Tutt’altro che sprovveduto in materia, Mussolini credeva davvero che il cinema fosse “l’arma più forte dello Stato”. Soprattutto nella seconda metà degli anni Trenta, in concomitanza con la guerra d’Etiopia, il regime pretese dall’industria cinematografica un impegno diretto ed inequivocabile, inquadrando il suo interesse con “l’interesse della Nazione”. Parliamo del cinema di propaganda che, come sempre, contiene i lavori di lacchè di turno o intellettuali militanti ma anche – o soprattutto – i film di alcuni professionisti incaricati di veicolare il messaggio politico proprio in virtù della loro indiscussa competenza.

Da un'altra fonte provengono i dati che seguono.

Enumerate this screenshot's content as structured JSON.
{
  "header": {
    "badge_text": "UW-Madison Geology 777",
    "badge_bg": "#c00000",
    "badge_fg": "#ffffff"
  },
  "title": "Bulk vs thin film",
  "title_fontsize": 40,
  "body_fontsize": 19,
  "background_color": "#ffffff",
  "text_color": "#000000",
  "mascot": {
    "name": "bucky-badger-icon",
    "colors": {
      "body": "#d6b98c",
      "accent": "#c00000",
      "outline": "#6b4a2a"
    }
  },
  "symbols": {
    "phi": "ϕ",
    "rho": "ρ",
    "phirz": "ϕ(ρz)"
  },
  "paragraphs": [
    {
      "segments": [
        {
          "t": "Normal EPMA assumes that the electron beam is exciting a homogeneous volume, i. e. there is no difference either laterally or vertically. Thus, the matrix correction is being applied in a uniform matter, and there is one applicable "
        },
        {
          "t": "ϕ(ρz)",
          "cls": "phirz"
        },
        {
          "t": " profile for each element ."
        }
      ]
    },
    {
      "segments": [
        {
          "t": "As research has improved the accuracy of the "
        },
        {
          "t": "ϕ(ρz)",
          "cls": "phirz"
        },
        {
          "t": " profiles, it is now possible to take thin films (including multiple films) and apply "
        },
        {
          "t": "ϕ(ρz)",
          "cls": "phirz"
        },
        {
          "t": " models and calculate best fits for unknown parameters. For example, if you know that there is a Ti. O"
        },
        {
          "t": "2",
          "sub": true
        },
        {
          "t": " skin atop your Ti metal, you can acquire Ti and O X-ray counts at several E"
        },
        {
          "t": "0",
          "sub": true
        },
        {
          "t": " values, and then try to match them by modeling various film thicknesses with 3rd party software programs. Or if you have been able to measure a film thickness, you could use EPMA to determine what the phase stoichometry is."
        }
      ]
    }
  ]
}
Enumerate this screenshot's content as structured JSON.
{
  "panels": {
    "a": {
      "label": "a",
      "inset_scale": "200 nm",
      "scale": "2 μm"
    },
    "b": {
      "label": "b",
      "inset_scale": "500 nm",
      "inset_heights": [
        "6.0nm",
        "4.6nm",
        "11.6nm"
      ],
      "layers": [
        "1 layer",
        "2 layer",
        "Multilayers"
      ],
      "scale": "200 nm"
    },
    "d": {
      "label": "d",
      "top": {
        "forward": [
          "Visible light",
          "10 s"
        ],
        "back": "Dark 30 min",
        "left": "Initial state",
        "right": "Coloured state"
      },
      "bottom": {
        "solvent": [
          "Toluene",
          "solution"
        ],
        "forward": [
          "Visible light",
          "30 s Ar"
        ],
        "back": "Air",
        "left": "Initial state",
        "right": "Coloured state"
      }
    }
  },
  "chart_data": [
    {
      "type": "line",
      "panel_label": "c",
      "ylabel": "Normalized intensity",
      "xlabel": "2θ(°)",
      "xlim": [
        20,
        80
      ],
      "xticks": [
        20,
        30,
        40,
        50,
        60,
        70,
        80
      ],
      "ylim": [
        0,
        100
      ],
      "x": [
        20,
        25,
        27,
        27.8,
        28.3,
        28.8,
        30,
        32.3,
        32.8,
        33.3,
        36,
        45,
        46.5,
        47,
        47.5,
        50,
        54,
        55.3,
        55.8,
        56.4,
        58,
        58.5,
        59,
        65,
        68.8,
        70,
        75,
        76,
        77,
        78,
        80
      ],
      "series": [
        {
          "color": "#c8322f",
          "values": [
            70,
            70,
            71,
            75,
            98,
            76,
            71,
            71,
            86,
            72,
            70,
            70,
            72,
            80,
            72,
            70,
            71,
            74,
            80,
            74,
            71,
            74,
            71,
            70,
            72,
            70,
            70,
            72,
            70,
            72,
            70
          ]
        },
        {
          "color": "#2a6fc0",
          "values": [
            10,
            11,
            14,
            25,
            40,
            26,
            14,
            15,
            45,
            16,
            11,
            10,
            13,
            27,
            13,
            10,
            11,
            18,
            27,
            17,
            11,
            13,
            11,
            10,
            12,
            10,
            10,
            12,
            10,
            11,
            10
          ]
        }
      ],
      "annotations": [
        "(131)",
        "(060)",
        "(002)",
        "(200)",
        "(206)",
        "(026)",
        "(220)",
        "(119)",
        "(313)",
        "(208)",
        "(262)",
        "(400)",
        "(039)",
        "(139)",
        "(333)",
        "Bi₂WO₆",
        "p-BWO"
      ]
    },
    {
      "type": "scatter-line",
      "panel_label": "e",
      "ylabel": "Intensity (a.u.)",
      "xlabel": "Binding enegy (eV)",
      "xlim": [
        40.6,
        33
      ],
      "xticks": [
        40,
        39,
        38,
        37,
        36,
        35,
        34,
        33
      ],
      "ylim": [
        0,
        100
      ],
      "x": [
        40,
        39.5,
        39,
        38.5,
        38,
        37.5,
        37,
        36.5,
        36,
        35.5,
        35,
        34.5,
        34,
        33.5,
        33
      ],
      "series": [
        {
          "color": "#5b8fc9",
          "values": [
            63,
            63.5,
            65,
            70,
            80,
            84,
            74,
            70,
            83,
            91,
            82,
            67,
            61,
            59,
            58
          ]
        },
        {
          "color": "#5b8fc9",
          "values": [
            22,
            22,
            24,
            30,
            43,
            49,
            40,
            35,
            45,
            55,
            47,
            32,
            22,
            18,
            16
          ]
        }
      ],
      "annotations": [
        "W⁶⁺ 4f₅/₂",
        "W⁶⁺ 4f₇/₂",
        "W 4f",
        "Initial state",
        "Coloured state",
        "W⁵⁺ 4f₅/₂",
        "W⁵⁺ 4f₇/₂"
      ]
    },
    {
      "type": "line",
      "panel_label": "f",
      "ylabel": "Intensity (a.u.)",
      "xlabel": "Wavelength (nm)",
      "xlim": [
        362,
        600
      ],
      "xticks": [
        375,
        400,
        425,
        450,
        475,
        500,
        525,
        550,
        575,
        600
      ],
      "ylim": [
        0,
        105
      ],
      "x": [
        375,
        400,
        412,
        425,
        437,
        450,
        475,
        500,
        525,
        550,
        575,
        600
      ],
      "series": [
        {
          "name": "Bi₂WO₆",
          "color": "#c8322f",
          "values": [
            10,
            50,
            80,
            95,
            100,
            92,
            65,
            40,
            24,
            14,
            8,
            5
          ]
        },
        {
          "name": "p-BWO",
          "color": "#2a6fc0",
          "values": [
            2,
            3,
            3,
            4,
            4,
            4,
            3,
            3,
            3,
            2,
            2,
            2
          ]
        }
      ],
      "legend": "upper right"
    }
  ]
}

Tutto ciò per dire che è indubbio che Lo squadrone bianco sia un film di propaganda; ma non che Augusto Genina non sia un regista di regime – o comunque non esclusivamente e non necessariamente. Genina viene da lontano, la sua sterminata filmografia del periodo muto testimonia la personalità eclettica ed internazionale di un regista che alloggia ormai da un bel po’ nell’affollato “albergo degli assenti” del cinema italiano. Nel suo genere, Lo squadrone bianco è tra i risultati meno fascistissimi e più accettabili ai nostri occhi, non solo per l’universalità di certe tematiche (l’eroismo, il sacrificio del servitore della Patria, la devozione dei sottoposti al capitano) che lo inseriscono a pieno titolo nel filone dei film sul mito della legione, come La bandera del mai troppo ricordato Julien Duvivier, che quantomeno riesce a restituire l’immagine e il senso di un mondo perduto e idealizzato, tradotto e celebrato dalle pagine della letteratura popolare (in questo caso L’éscadron blanc di Joseph Peyré).

Eppure a rendere il film così interessante è la scrupolosa cura formale. Non a caso, sui titoli di testa, si fa menzione delle riprese dal vivo, negli esterni del deserto della Libia: non solo la dimostrazione dell’impegno finanziario del regime ma anche un fiore all’occhiello per Genina, che proprio nel secondo tempo guerresco dà una prova di grande raffinatezza visiva. Dall’incipit italiano, con la festa mondana e il successivo litigio fra i due protagonisti, si passa all’afosa avventura bellica con una tensione antiborghese che da una parte esalta il valore umano, civile e militare sia del solido e predestinato capitano Santelia che del tenente Ludovici (per lui trattasi di racconto di formazione: da fatuo amoroso a prode combattente) e dall’altra diffida delle moine mondane di Cristiana, la donna che, non corrispondendo al suo amore, induce Ludovici ad arruolarsi.

Al nostro sguardo contemporaneo, poi, la recitazione asciutta e rigorosa di Fosco Giachetti, capitano quasi cristologico, rende francamente insopportabile il birignao della meteora Fulvia Lanzi e del divo di regime Antonio Centa.